Plus, the carbon tracker for personal finances is only part of Doconomy’s vision to enable a sustainable lifestyle for everyone. The company is also working on a carbon emissions limit for credit cards, which would freeze spending when a per capita cap on emissions is reached, much like how a standard credit limit works.

“If we use what’s already in place to illustrate environmental impact, rather than financial impact, we can come a long way,” Wikström says. “We don’t have any bank implementing it yet, but the technology is in place.” 

And Doconomy just released its 2030 Calculator in conjunction with the U.N. Climate Secretary. It’s an automated system to measure the carbon footprint of individual products and brands free of charge, which could be used in carbon labeling products.  Doconomy’s eventual goal is to aggregate all of the information it collects into an open source database dubbed the Global Carbon Files so that everyone — from institutions to consumers — can have access to the information to better understand lifestyle choices comparatively across industries and products. 

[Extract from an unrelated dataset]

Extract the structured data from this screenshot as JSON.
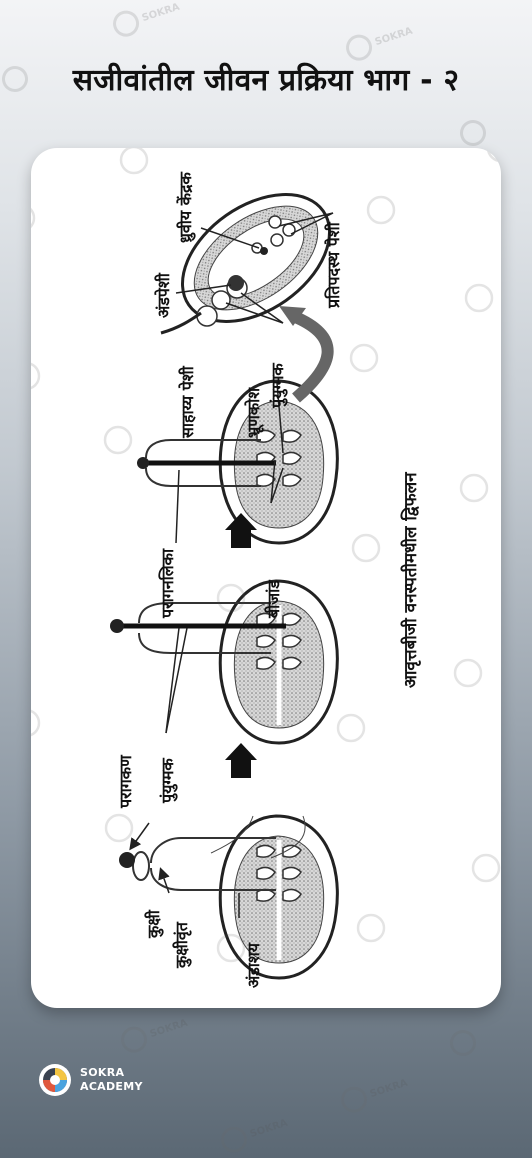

Currently, Doconomy is operating in six countries around the world, but interest in the technology is rapidly increasing, as awareness of the climate crisis continues to grow. 

“The climate crisis challenge is greater than any one bank can address on its own,” Wikström says. “I definitely think [the carbon tracker] is something that should be default, really, because how can you make an informed decision if you’re going to have the financial impact, but not the environmental impact at hand when making your choice?”  

The story has been updated to include Johan Pihl.